Although primitive man had a spoken language, he had not as yet invented a way of writing down his thoughts. The best he could do was draw pictures. We know that he was a clever artist because he left sketches in the caves of Spain and other parts of the world. But it was to take thousands of years before he could set down so good a record of his ideas that someone else could read it and understand exactly what he was trying to say. It was to take even longer before he could invent a way of counting.

But that did not stop him from making some needed calculations. Even before he found how to write numbers, he had a way of keeping records.
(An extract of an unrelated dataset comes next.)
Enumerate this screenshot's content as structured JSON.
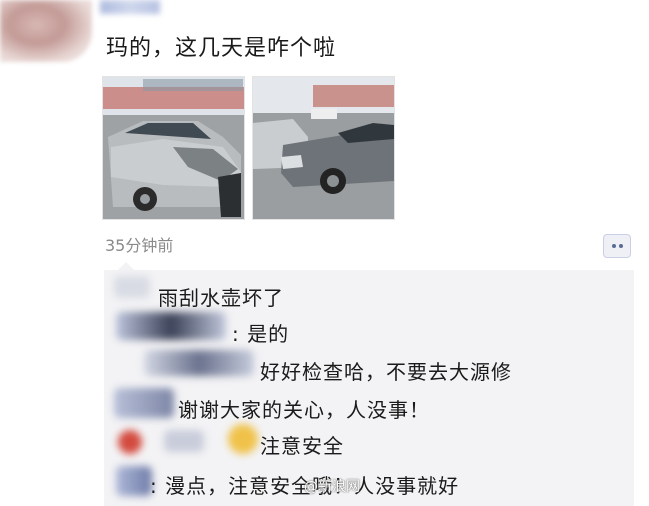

The cave dweller often kept sheep; he needed their skins for clothing, their milk and flesh for food, and their horns for musical instruments of a simple kind. Naturally, he hated to lose even one of these valuable animals. He must have found a way to count his sheep when he herded them into their pens at night, and to count them again when he let them out the next morning to graze.

How did this primitive man, who could barely count on his fingers, manage to keep track of a large herd of sheep? Perhaps he used a handful of pebbles. For every sheep he drove into the pen, he dropped one pebble into a pot; in the morning, he took one pebble out of the pot for every sheep he let out of the pen. If he found a pebble still in the pot when all the sheep had gone, he knew that either a wolf had made off with one of his animals or a neighbor cave-dweller had absently slipped it into his own flock. He would then look for the robber with fire in his eye. If, on the other hand, a sheep still remained in the pen after all the pebbles had been removed from the pot, he would know that he had somehow gotten richer overnight and would probably forget to mention it to his neighbor.

Thus, a bunch of pebbles may have been the earliest calculating machine. Our own language hints at that. If you look up the word calculate in the dictionary, you will find that it comes from the Latin word calculus, which means pebble.